The higher revenue and PBT for the period were largely attributed to:
- 31.2% increase in crude palm oil (CPO) delivery volume from 55,851 metric tonnes (MT) in 2Q FY2023 to 73,262 MT in 2Q FY2024;
- 31.2% rise in palm kernel (PK) delivery volume from 14,604 MT in 2Q FY2023 to 19,154 MT in 2Q FY2024; and
- 16.6% YoY increase in PK selling price and a 1.5% YoY increase in CPO selling price.
For the cumulative six months ended 30 June 2024 (6M FY2024), the Group’s revenue increased by 26.2%, from RM519.6 million in 6M FY2023 to RM655.8 million in 6M FY2024, while PBT rose by 407.4%, from RM25.4 million in 6M FY2023 to RM128.7 million in 6M FY2024.
The higher revenue and PBT for the six-month period were mainly due to:
- 26.2% increase in CPO delivery volume from 107,941 MT in 6M FY2023 to 136,187 MT in 6M FY2024;
- 19.3% increase in PK delivery volume from 29,353 MT in 6M FY2023 to 35,027 MT in 6M FY2024; and
- 11.2% increase in PK selling price in 6M FY2024 as compared to 6M FY2023 and flattish CPO price.

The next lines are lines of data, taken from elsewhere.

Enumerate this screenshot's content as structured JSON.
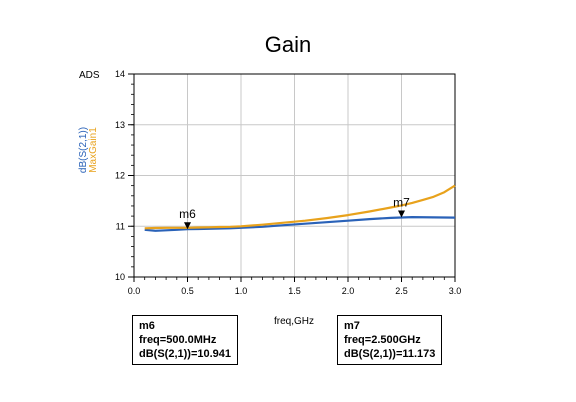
{
  "chart_data": {
    "type": "line",
    "title": "Gain",
    "corner_label": "ADS",
    "xlabel": "freq,GHz",
    "ylabel_series1": "dB(S(2,1))",
    "ylabel_series2": "MaxGain1",
    "xlim": [
      0.0,
      3.0
    ],
    "ylim": [
      10,
      14
    ],
    "x_major_ticks": [
      "0.0",
      "0.5",
      "1.0",
      "1.5",
      "2.0",
      "2.5",
      "3.0"
    ],
    "y_major_ticks": [
      "10",
      "11",
      "12",
      "13",
      "14"
    ],
    "grid": true,
    "series": [
      {
        "name": "dB(S(2,1))",
        "color": "#2a62b8",
        "x": [
          0.1,
          0.2,
          0.3,
          0.4,
          0.5,
          0.6,
          0.7,
          0.8,
          0.9,
          1.0,
          1.2,
          1.4,
          1.6,
          1.8,
          2.0,
          2.2,
          2.4,
          2.5,
          2.6,
          2.8,
          3.0
        ],
        "y": [
          10.93,
          10.91,
          10.92,
          10.93,
          10.941,
          10.945,
          10.95,
          10.955,
          10.96,
          10.97,
          10.99,
          11.02,
          11.05,
          11.08,
          11.11,
          11.14,
          11.165,
          11.173,
          11.18,
          11.175,
          11.17
        ]
      },
      {
        "name": "MaxGain1",
        "color": "#e8a21c",
        "x": [
          0.1,
          0.2,
          0.3,
          0.4,
          0.5,
          0.6,
          0.7,
          0.8,
          0.9,
          1.0,
          1.2,
          1.4,
          1.6,
          1.8,
          2.0,
          2.2,
          2.4,
          2.5,
          2.6,
          2.7,
          2.8,
          2.9,
          3.0
        ],
        "y": [
          10.96,
          10.965,
          10.97,
          10.97,
          10.97,
          10.975,
          10.98,
          10.985,
          10.99,
          11.0,
          11.03,
          11.07,
          11.11,
          11.16,
          11.22,
          11.29,
          11.37,
          11.41,
          11.46,
          11.52,
          11.58,
          11.67,
          11.8
        ]
      }
    ],
    "markers": [
      {
        "id": "m6",
        "x": 0.5,
        "y": 10.941,
        "lines": [
          "m6",
          "freq=500.0MHz",
          "dB(S(2,1))=10.941"
        ]
      },
      {
        "id": "m7",
        "x": 2.5,
        "y": 11.173,
        "lines": [
          "m7",
          "freq=2.500GHz",
          "dB(S(2,1))=11.173"
        ]
      }
    ]
  }
}
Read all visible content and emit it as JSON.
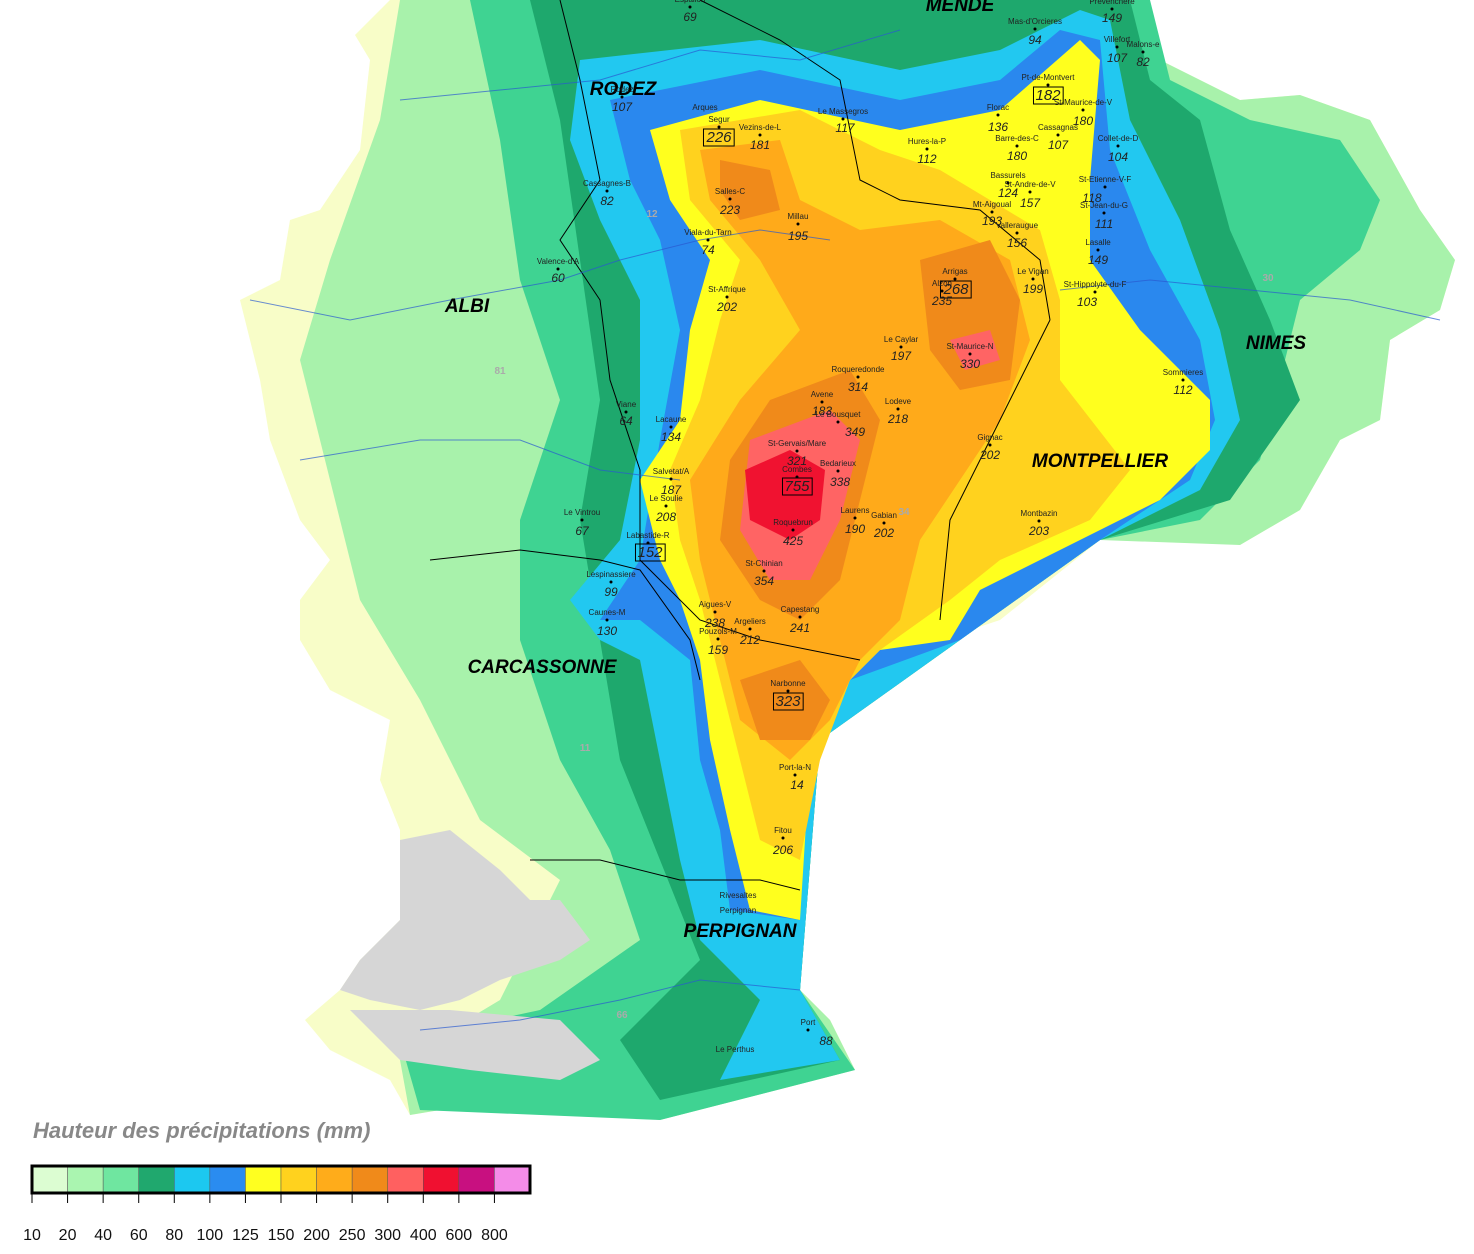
{
  "map": {
    "cities": [
      "MENDE",
      "RODEZ",
      "ALBI",
      "NIMES",
      "MONTPELLIER",
      "CARCASSONNE",
      "PERPIGNAN"
    ],
    "departments": [
      "12",
      "81",
      "30",
      "34",
      "11",
      "66"
    ],
    "places": [
      "Arques",
      "Rivesaltes",
      "Perpignan",
      "Le Perthus"
    ],
    "stations": [
      {
        "name": "Espalion",
        "value": 69
      },
      {
        "name": "Mas-d'Orcieres",
        "value": 94
      },
      {
        "name": "Prevenchere",
        "value": 149
      },
      {
        "name": "Villefort",
        "value": 107
      },
      {
        "name": "Malons-e",
        "value": 82
      },
      {
        "name": "Pt-de-Montvert",
        "value": 182,
        "boxed": true
      },
      {
        "name": "Rodez",
        "value": 107
      },
      {
        "name": "Segur",
        "value": 226,
        "boxed": true
      },
      {
        "name": "Vezins-de-L",
        "value": 181
      },
      {
        "name": "Le Massegros",
        "value": 117
      },
      {
        "name": "Florac",
        "value": 136
      },
      {
        "name": "St-Maurice-de-V",
        "value": 180
      },
      {
        "name": "Hures-la-P",
        "value": 112
      },
      {
        "name": "Barre-des-C",
        "value": 180
      },
      {
        "name": "Cassagnas",
        "value": 107
      },
      {
        "name": "Collet-de-D",
        "value": 104
      },
      {
        "name": "Cassagnes-B",
        "value": 82
      },
      {
        "name": "Salles-C",
        "value": 223
      },
      {
        "name": "Millau",
        "value": 195
      },
      {
        "name": "Bassurels",
        "value": 124
      },
      {
        "name": "St-Andre-de-V",
        "value": 157
      },
      {
        "name": "St-Etienne-V-F",
        "value": 118
      },
      {
        "name": "Mt-Aigoual",
        "value": 193
      },
      {
        "name": "St-Jean-du-G",
        "value": 111
      },
      {
        "name": "Valleraugue",
        "value": 156
      },
      {
        "name": "Viala-du-Tarn",
        "value": 74
      },
      {
        "name": "Lasalle",
        "value": 149
      },
      {
        "name": "Valence-d'A",
        "value": 60
      },
      {
        "name": "Arrigas",
        "value": 268,
        "boxed": true
      },
      {
        "name": "Le Vigan",
        "value": 199
      },
      {
        "name": "Alzon",
        "value": 235
      },
      {
        "name": "St-Hippolyte-du-F",
        "value": 103
      },
      {
        "name": "St-Affrique",
        "value": 202
      },
      {
        "name": "Le Caylar",
        "value": 197
      },
      {
        "name": "St-Maurice-N",
        "value": 330
      },
      {
        "name": "Roqueredonde",
        "value": 314
      },
      {
        "name": "Sommieres",
        "value": 112
      },
      {
        "name": "Avene",
        "value": 183
      },
      {
        "name": "Lodeve",
        "value": 218
      },
      {
        "name": "Viane",
        "value": 64
      },
      {
        "name": "Le Bousquet",
        "value": 349
      },
      {
        "name": "Lacaune",
        "value": 134
      },
      {
        "name": "St-Gervais/Mare",
        "value": 321
      },
      {
        "name": "Gignac",
        "value": 202
      },
      {
        "name": "Combes",
        "value": 755,
        "boxed": true
      },
      {
        "name": "Bedarieux",
        "value": 338
      },
      {
        "name": "Salvetat/A",
        "value": 187
      },
      {
        "name": "Le Soulie",
        "value": 208
      },
      {
        "name": "Laurens",
        "value": 190
      },
      {
        "name": "Gabian",
        "value": 202
      },
      {
        "name": "Montbazin",
        "value": 203
      },
      {
        "name": "Le Vintrou",
        "value": 67
      },
      {
        "name": "Roquebrun",
        "value": 425
      },
      {
        "name": "Labastide-R",
        "value": 152,
        "boxed": true
      },
      {
        "name": "St-Chinian",
        "value": 354
      },
      {
        "name": "Lespinassiere",
        "value": 99
      },
      {
        "name": "Aigues-V",
        "value": 238
      },
      {
        "name": "Capestang",
        "value": 241
      },
      {
        "name": "Caunes-M",
        "value": 130
      },
      {
        "name": "Argeliers",
        "value": 212
      },
      {
        "name": "Pouzols-M",
        "value": 159
      },
      {
        "name": "Narbonne",
        "value": 323,
        "boxed": true
      },
      {
        "name": "Port-la-N",
        "value": 14
      },
      {
        "name": "Fitou",
        "value": 206
      },
      {
        "name": "Port",
        "value": 88
      }
    ]
  },
  "legend": {
    "title": "Hauteur des précipitations (mm)",
    "ticks": [
      10,
      20,
      40,
      60,
      80,
      100,
      125,
      150,
      200,
      250,
      300,
      400,
      600,
      800
    ],
    "colors": [
      "#dcfdd2",
      "#aaf5b0",
      "#6fe6a0",
      "#20a86e",
      "#1cc8f0",
      "#2a8cf0",
      "#ffff20",
      "#ffd21e",
      "#ffac1a",
      "#f08a1a",
      "#ff6060",
      "#f01030",
      "#c81080",
      "#f48ce8"
    ]
  }
}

The Board has declared an interim dividend of 1.25 sen per share for the quarter, which is payable on 24 September 2024.
Mohd Faris Adli Shukery, Managing Director of JPG, said, “Increased CPO volume and sustained selling prices were key drivers of our improved profitability this quarter. These positive results align with our vision of becoming the globally preferred producer of premium sustainable and traceable oils and fats. To ensure continued success, we remain focused on enhancing operational efficiency, yield improvement, advancing our mechanisation efforts, and enforcing stringent cost controls. These efforts will position us to capitalise on any potential market opportunities.”
“We are poised to strengthen our position as a leading force in the integrated oil palm sector, and we are confident that these efforts will solidify our standings and drive ongoing growth for the months to come. Sustainability will remain integral to our operations due to increasing preference for responsibly-sourced palm oil. Furthermore, our accelerated digitalisation and mechanisation initiatives align seamlessly with our broader transformation towards future-proofing and resilience,” he added.